I nativi digitali crescono con grande familiarità con la tecnologia
I nativi digitali crescono con grande familiarità con la tecnologia
Letizia Gabaglio

Gianmaria Pitton

La tecnologia è un pericolo per la mente? Fa diminuire l’attenzione, specie nei bambini e nei ragazzi, e disabitua all’uso della memoria? Secondo Letizia Gabaglio, giornalista scientifica, fondatrice del sito Medicinadigitale.it, è un pregiudizio. L’efficacia della tecnologia digitale è ormai dimostrata in numerosi campi che riguardano la mente e il cervello. La sua utilità, tuttavia, non significa accettazione acritica: «Qualsiasi tecnologia in sé non è buona né cattiva, dipende dall’uso che se ne fa» commenta Gabaglio, che interverrà questa sera, alle 20.45 nella sede della Fondazione Zoé in corso Palladio, per la rassegna “Vivere sani, Vivere bene”.
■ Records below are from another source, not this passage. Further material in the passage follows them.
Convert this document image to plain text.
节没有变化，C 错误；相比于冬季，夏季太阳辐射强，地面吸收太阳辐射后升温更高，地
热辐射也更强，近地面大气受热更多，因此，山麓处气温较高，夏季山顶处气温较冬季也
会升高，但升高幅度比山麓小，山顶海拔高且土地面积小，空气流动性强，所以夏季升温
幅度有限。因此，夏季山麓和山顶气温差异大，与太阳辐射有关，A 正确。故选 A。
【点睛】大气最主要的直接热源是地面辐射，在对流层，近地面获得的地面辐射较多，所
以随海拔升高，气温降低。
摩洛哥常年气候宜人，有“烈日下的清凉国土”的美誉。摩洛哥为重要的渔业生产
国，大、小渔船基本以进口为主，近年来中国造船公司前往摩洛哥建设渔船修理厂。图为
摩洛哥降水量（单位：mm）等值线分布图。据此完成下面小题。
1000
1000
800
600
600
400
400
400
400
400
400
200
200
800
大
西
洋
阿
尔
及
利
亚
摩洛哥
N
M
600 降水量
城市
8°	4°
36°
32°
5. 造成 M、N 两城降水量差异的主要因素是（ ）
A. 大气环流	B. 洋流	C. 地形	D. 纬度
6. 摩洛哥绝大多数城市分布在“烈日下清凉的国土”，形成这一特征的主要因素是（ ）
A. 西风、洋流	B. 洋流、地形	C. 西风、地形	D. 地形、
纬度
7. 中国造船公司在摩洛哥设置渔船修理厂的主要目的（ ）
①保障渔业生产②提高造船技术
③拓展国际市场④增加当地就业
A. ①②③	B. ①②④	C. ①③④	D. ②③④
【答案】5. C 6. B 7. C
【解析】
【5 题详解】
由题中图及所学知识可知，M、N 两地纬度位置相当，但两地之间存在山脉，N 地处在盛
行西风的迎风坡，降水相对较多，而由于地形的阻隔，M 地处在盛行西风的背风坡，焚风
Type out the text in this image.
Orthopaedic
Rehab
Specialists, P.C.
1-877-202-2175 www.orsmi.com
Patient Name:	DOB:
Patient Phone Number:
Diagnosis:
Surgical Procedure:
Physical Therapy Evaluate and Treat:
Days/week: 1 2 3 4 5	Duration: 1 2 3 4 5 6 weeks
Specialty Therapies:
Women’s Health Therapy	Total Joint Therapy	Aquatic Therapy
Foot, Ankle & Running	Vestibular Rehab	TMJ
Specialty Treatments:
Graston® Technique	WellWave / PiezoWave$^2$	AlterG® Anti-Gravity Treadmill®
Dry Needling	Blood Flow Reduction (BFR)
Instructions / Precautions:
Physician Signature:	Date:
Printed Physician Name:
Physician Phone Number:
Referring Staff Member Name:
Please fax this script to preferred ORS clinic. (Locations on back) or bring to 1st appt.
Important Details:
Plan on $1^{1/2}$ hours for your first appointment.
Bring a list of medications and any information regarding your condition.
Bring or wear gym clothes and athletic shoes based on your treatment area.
La tecnologia può essere amica del cervello?

È piuttosto diffusa l’idea che la tecnologia possa essere un pericolo per la mente. Internet è accusato di frammentare la capacità di attenzione, di non abituare più a imparare le cose a memoria. Alcune esperienze, tuttavia, vanno contro questa narrazione mainstream. Gli strumenti tecnologici digitali si rivelano molto efficaci nella riabilitazione da patologie neurologiche.

Può fare un esempio?

Strumenti come Kinect o la Wii, nati per il gioco, possono aiutare le persone affette da sclerosi multipla a muoversi meglio, con programmi appositi. I videogiochi sono utilizzati per i bambini con deficit dell’attenzione, l’Adhd, per allenare proprio la loro attenzione a focalizzarsi su uno scopo. La realtà virtuale può offrire soluzioni ai malati di Parkinson per superare i blocchi del freezing. Nessuna di queste cose è la situazione definitiva, ma aiutano.

Ci sono vantaggi anche per chi non è affetto da patologie?

Sì. È vero che le ricerche sui nativi digitali evidenziano che possono essere meno bravi a imparare a memoria, però sviluppano altri tipi di competenze, che migliorano la plasticità cerebrale. Ci dobbiamo abituare a un altro tipo di intelligenza. Il digitale sta rivoluzionando tutto, è una realtà. Bisogna cercare di interpretare al meglio gli strumenti che abbiamo, non per subirli, ma per agire in prima persona.

Cosa pensa dell’introduzione del digitale a scuola?

Il vero problema è che gli insegnanti spesso non hanno competenze specifiche, si limitano a un uso un po’ passivo, come fruitori di informazioni. Internet non è un semplice archivio di dati, ma ha come sua caratteristica peculiare la bidirezionalità: intendo dire, per fare un esempio, che le voci di Wikipedia si possono anche scrivere, non solo consultare. Un processo che richiede la valutazione e l’utilizzo delle fonti. La tecnologia è pervasiva, non possiamo chiudere gli occhi.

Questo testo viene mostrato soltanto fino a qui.